We need a change in several areas of our Church to re-capture this generation of young people:
  1. We need to evangelize more and more effectively. We can't wait for others to go and get young people, we need to do it ourselves. This is the purpose of the Church - to make disciples of all nations.
  2. We need better Catholic parenting. Too often parents check their faith at the door. Formation of parents should be the focus of our parishes. Then they in turn can form their children. This is what the universal church has always taught - catechesis should focus on adults, not children. But, we have it backwards in our parishes.
  3. We need better youth ministry that is more about forming disciples of Christ. When I say formation, I do not mean more class time. Students get enough of that. But, when teaching social justice, take them to a soup kitchen. When teaching sexuality, have young married couples come talk to them. When teaching why the Incarnation is so important, bring them to Adoration. Teach them to prayTeach them to love Jesus. Preach the Gospel, again, again, and again. I commend the youth ministries that are already doing these things, but too many are not.
  4. We need better campus ministries. Many campuses have nothing. Most have little. Only a few have good ministries and even these capture less than 50% of Catholics on-campus. 
  5. We need more dynamic young adult ministries. We need something more than a singles' group or young married couples groups.

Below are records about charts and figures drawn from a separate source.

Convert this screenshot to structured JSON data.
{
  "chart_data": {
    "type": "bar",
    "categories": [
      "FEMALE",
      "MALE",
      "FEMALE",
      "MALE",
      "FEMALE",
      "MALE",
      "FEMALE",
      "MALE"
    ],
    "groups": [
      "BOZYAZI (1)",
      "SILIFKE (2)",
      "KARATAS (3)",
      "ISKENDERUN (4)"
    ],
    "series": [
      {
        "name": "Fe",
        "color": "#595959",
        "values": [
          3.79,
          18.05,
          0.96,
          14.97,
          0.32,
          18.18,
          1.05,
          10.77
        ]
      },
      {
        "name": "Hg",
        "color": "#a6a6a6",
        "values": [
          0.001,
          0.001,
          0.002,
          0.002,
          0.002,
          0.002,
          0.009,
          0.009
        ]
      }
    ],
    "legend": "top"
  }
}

These are fine, when done well, but we need amazingly attractive programs that think outside of the box.
I wish I had all the answers, and I sometimes act as if I do, but I don't. Rather, let this serve as a call to all of us - THE CHURCH - to do something about it personally, rather than wait for others to do it for us.


Comments and thoughts are welcome. Please be kind.

1 comment:

Jennifer Fitz said...

I can't agree more about catechizing adults. From the pulpit, and by offering quality formation, with child care, at various times and days throughout the week.